Des sites djihadistes ont déclaré que les deux principaux adversaires de l'EI étaient maintenant occupés à se battre entre eux, drainant leur énergie et leurs ressources jusqu'ici utilisées contre Daesh. 

Ça va permettre à l'EI de se relever de sa quasi-extinction à la suite de l'écrasement de son califat. Daesh est toujours actif dans les zones qui chevauchent la frontière irako-syrienne, montant des embuscades et extorquant des fonds.  

La décision de Trump de tuer Soleimani a immédiatement forcé la coalition internationale dirigée par les États-Unis à suspendre ses opérations en Irak contre Daesh pour adopter une posture défensive. Les forces américaines, le Canada et les membres de l'OTAN entraînent et conseillent les forces irakiennes combattant l'EI.  

Les milices chiites pro-iraniennes ont aussi juré vengeance contre les États-Unis. Leur chef, Abu Mahdi al-Muhandis, a été pulvérisé aux côtés Soleimani par des missiles tirés par un drone américain. Ce sont les milices chiites et les forces kurdes, pas les États-Unis, qui ont mené la plupart des combats contre l'EI en s'appuyant sur le soutien logistique et aérien des forces américaines. Elles reviennent ainsi à la case départ. Elles reprennent leur lutte contre l'occupation américaine engagée après l'invasion de 2003. Ces milices font maintenant partie des forces armées irakiennes sous la désignation d’unités de mobilisation populaire. 

Avant la mort de Soleimani, les milices chiites avaient déjà recommencé à cibler les Américains. Mais l'affirmation selon laquelle Soleimani et Téhéran sont responsables de la mort de «centaines d'Américains» en Irak, répétée par tous les politiciens et médias américains, est un mensonge. Pratiquement toutes les attaques contre les forces américaines entre l'invasion de 2003 et leur retrait partiel d'Irak en 2011 provenaient de baasistes sunnites et d'autres groupes anti-iraniens. 

Pour tenter de se justifier, les États-Unis ont aussi accusé l'Iran de fournir à des insurgés irakiens une version plus meurtrière des «engins explosifs improvisés» utilisés contre les convois et les patrouilles américains.
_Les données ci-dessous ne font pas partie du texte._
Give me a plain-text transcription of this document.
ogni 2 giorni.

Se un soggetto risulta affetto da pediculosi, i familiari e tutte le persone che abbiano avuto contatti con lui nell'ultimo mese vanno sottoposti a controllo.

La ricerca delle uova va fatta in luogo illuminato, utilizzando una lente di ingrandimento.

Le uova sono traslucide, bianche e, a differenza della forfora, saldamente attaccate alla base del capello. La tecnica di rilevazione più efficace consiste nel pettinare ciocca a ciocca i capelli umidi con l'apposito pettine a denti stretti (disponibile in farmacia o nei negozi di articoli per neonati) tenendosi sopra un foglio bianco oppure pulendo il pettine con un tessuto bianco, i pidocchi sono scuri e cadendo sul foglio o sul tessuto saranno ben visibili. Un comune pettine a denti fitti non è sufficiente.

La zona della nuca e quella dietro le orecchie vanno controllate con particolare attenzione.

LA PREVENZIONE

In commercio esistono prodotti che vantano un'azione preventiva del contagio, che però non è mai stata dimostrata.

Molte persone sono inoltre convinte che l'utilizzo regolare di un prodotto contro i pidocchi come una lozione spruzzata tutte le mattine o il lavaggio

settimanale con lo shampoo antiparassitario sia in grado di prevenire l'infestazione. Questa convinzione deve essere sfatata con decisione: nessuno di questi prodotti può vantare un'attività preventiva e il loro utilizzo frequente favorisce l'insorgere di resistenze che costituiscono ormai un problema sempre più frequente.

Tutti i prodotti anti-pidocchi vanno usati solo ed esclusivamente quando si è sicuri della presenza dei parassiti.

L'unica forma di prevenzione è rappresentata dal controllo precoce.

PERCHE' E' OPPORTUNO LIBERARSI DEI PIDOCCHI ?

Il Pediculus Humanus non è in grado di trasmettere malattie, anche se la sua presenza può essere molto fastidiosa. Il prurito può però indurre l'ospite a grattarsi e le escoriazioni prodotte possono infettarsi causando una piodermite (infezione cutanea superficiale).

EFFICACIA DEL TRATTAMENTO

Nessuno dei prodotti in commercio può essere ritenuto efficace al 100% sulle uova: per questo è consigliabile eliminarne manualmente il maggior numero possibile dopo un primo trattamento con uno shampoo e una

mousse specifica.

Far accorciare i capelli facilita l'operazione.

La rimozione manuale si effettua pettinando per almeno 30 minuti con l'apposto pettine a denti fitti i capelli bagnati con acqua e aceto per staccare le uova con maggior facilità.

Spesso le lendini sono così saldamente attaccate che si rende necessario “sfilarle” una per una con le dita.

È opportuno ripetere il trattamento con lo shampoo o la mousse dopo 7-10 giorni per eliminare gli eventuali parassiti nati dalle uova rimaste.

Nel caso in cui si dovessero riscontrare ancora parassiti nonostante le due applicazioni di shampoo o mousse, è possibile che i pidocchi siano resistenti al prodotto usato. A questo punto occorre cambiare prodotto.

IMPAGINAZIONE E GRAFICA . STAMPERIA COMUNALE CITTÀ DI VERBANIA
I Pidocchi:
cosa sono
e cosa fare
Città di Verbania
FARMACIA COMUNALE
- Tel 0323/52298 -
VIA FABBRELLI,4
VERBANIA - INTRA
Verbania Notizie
Ces engins ont tué sans doute des centaines de soldats américains et alliés. Et alors? Dans les années 80, les États-Unis ont aidé Saddam Hussein avec des renseignements et des armes, même des armes biologiques, dans sa guerre contre l'Iran qui a tué des centaines de milliers d’Iraniens. 

Il faut une effronterie indécente aux Américains pour affirmer que l'Iran n'a pas à s'ingérer dans les affaires intérieures de l'Irak: les États-Unis ont envahi et occupé le pays, et continuent d’y stationner des milliers de soldats près de dix-sept ans plus tard. D’ailleurs, le Parlement irakien vient d'adopter une motion demandant un retrait immédiat des forces américaines du pays. 

Le drame que vit actuellement le Moyen-Orient est la conséquence directe de la décision de Trump de se retirer unilatéralement de l'accord sur le nucléaire iranien en 2018. L'Iran a certes contribué aux souffrances du peuple irakien, mais c'est sans commune mesure avec les ravages infligés à ce pays par les États-Unis.